There have been moments in the past when I have felt strong attraction towards humans of my own gender. I could never understand why I used to feel anxious around them, why there were butterflies and lilies in my stomach and liver. But the feeling was always there and always got ignored.
Watching and downloading and again watching straight porn lead me to another portal: gay porn. This was the first time I was watching ‘man-on-man action’ and I thought, “Really, so men can actually have sex with other men? Interesting!” For a long time I used to believe that men can have sex with other men only for money and it can never be anything more.
But this belief of mine changed as I started watching movies. My Own Private Idaho (1991) was my first movie where two men were in lead and something ‘funny’ was going on between the two, I thought. I was shocked and equally thrilled to find that ‘this’ can also be made into movies, like feature length movies. For a boy of 15 or 16 it is a lot. Then, Brokeback Mountain (2005)! This is when my belief was questioned. Unlike the previous movie in this one the two men were what we call ‘in love’ with each other and can do anything to be together!
The shock stayed for months.
Shelter (2007) was another pleasant shock because unlike Brokeback Mountain the two actually succeed in living together. This gave me hope. Hope in the sense that maybe someday the same might happen with me! Be it gay porn or queer mainstream cinema, it all has helped in forming my identity.
Later, I came across a ‘dating’ website (hooking up is more like it) where my newly formed idea that two men can love each other was questioned! People in the website were more ‘advanced’ and spoke a language I didn’t know. They said, ‘T/B?’ and I didn’t know what to answer.
It took me some time to get it. Mostly people refused to ‘see me’ because I didn’t know what I was: a ‘Top’ or a ‘Bottom’ or a ‘Versatile’. I don’t know what I was expecting but I decided to stick around even after knowing that I’m committing a ‘sin’.
Though I’m a Hindu, I believe in Jesus. Christians believed that homosexuality is a sin. For a long time I thought maybe it is a sin, maybe I am doing wrong. The conflict continued for some time.
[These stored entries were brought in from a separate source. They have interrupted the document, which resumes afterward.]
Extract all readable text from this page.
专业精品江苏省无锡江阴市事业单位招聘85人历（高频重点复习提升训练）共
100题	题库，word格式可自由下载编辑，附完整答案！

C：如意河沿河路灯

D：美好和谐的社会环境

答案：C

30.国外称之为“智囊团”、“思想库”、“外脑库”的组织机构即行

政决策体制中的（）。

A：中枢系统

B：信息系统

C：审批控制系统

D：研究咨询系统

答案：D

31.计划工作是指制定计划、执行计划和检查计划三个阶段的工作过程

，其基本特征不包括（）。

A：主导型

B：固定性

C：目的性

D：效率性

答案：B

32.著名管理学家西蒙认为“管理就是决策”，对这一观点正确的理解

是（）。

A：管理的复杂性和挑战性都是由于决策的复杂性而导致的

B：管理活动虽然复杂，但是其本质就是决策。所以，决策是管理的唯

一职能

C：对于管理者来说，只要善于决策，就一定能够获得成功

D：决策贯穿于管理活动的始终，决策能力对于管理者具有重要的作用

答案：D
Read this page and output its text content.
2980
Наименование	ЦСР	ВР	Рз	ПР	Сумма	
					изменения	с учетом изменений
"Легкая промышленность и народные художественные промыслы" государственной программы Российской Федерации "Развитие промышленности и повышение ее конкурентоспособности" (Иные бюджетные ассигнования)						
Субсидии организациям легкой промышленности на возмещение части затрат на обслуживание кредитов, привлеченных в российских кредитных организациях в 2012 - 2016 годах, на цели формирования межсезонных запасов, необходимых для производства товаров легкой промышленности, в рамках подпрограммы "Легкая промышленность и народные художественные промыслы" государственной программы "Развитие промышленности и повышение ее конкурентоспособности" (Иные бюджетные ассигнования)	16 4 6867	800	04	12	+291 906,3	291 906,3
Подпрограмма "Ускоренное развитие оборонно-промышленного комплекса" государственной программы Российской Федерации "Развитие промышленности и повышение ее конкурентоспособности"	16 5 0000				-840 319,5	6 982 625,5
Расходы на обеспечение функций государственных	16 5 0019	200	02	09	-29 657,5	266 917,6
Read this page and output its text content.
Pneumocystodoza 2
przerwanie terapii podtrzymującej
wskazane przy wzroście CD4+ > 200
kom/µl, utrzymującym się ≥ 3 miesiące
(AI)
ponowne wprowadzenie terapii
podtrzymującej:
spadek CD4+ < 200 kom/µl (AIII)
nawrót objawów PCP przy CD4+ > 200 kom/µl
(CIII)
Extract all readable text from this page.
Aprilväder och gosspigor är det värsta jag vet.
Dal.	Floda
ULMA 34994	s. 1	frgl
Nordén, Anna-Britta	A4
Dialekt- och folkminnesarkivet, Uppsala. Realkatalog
After numerous virtual rejections and my chubbiness and thinning hair line, I managed to make a friend and decided to meet. This was going to be the first time I was going to meet a ‘sinner’ like me. We got along well. We talked about music and movies – Lady Gaga and Wong Kar Wai! He helped me a lot in coming to terms with myself. Because I had spent all this time in loneliness. I had no one to talk to or look to for answers for the numerous questions. Mostly it was me and the internet. By the time was eighteen I was happy with myself and had read enough to be sure that being gay was nothing ‘abnormal’ or a ‘sin’.
It was a winter night and I and my sister decided to watch a movie together. We often used to do that. I suggested, should we do something different tonight and played Prayers for Bobby (2009). The movie ended and my sister had tears in her eyes.
I looked at her and said, “Didi, I’m like him. I’m like Bobby. I’m gay”. I added, “Will you let me die like him?”
She hugged me and said, “No, never. You know that I love you, right?”
She has always loved me and has supported me ever since. Being gay probably is the best thing that has ever happened to me.